Expert for Bricks & Roof Tiles

Gonzalo Bunse

Director of Sales and Customer Experience

profile

Gonzalo is Wienerberger’s Director of Sales and Customer Experience, responsible for driving business growth and delivering commercial excellence whilst improving customer experience in key segments. Previously Gonzalo held the position of Category Director, responsible for Wienerberger’s portfolio of building solutions that support the construction industry in delivering a healthier, sustainable built environment for the future. Gonzalo has an MBA from Manchester Business School, MSc Sales & Marketing Management and BSc Industrial Engineering, 20 years’ experience with blue-chip companies within Construction, Chemical and Packaging industries in Latin America, Europe and the UK. Having worked for companies like DuPont, Sherwin-Williams and Hilti in the past, his areas of expertise are B2B marketing, product and category management, business development, strategy and leadership of cross-cultural and cross-functional teams.

Wienerberger 

Wienerberger offers UK customers one of the broadest product portfolios in the business, including clay facing bricks (stock and wire-cut), specialist engineering bricks, the Porotherm clay block system, façade solutions including SVK fibre cement panels, the Corium cladding system and a wide range of brick slips. We also offer a full range of Sandtoft and Koramic clay, concrete and slate roofing products, Keymer handmade roof tiles, bespoke heritage products and a range of domestic and commercial pavers.

We are about more than just our products, it is also the ‘extras’ that we provide that makes us different. Our commitment to service and ensuring that our customers find it easy to do business with us is what differentiates us from the rest of the industry. We provide full technical support for all our products, CPD sessions for architects, product training, bespoke products and merchant services. As well as an in-house Design Services team to assist with projects, we also have an array of online tools designed to help with specification.

Visit www.wienerberger.co.uk 

Twitter: @wienerbergeruk

LinkedIn: www.linkedin.com/company/wienerberger-uk/

Wienerberger Comment: Q2 2024

Reflecting on the second quarter of 2024, it is exciting to see the construction industry navigating a complex landscape with cautious optimism. The macroeconomic climate is showing improvement, with declining inflation rates and mortgage lenders starting to lower their rates. This is good news for homeowners and builders, hinting at a brighter future.

However, the latest data reveals challenges for the construction sector. The Construction Products Association (CPA, Summer 2024) projects total construction output to dip by 2.9% this year, a sharper decline than expected. This adjustment mainly results from setbacks in the recovery of private housing new builds and the repair, maintenance, and improvement (RM&I) sectors, both affected by high interest rates.

Additionally, the National House Building Council (NHBC) reports a 23% drop in new home registrations across the UK in Q2 compared to last year. While there has been some growth in completions quarter-on-quarter, they need to double to meet the government’s goal of 1.5 million new homes in the next five years. The challenge is significant, and the stakes are high.

Overall construction activity in Q2 declined by 13% compared to the previous quarter, yet it remained 13% higher than the same period last year, a notable improvement from the negative figures of 2023. The GfK Consumer Confidence Index also shows a modest uptick in sentiment. With the new government’s plans to accelerate housebuilding, forward planning and accurate forecasting are crucial. The Construction Leadership Council emphasises that manufacturers need adequate lead times to boost production and meet demand spikes. However, a persistent skills shortage poses a major challenge.

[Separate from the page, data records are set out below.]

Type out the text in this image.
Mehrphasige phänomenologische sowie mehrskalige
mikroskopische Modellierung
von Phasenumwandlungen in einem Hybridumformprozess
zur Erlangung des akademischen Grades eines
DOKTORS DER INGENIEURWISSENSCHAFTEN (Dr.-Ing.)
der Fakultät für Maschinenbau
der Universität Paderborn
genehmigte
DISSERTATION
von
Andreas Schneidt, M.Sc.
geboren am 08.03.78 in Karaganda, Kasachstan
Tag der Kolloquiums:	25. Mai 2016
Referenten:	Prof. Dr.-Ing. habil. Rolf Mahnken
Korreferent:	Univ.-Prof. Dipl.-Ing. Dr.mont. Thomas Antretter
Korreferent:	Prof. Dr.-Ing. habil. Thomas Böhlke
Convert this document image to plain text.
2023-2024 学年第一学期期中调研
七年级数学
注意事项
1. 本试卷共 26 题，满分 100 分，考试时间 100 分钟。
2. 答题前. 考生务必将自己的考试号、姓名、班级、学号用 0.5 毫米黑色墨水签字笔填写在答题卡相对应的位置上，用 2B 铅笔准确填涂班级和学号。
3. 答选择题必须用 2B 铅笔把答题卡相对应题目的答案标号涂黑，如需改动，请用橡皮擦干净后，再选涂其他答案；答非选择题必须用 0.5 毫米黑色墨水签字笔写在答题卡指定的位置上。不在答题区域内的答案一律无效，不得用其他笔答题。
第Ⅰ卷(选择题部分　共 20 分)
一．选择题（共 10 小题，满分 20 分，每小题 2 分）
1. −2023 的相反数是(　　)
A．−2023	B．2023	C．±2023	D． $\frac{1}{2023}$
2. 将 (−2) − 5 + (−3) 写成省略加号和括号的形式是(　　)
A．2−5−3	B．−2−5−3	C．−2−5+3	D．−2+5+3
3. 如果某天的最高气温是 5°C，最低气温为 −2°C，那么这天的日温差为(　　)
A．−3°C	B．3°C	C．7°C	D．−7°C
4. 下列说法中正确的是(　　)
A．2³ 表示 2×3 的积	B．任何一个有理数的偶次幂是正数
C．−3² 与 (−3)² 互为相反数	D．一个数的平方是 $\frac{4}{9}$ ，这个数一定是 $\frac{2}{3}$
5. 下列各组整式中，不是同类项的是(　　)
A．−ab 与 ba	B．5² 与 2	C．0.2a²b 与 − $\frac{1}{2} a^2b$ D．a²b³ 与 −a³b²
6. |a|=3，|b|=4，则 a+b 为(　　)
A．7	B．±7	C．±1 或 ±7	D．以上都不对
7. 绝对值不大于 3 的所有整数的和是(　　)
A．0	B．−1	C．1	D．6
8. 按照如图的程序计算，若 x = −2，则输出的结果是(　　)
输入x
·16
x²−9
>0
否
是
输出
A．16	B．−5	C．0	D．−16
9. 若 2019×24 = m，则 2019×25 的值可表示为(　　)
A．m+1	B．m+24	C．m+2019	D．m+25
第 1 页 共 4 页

The UK Construction workforce fell again in Q2, according to the latest ONS data, reports Noble Francis, Economics Director of the CPA. In Q2, there were 2.04 million workers in construction, he says, 5.1% lower than a year ago, its lowest level since 2000 Q1. It was also 15.9% lower than 2019 Q1 and 21.0% lower than the peak in 2008 Q3, before the financial crisis. The key losses have been in self-employment and in the old-age demographic. The workforce is likely to take a long time to get back to 2019 levels.

With an aging workforce and a lack of skilled labour, the government’s plans for long-term growth and stability could face serious obstacles.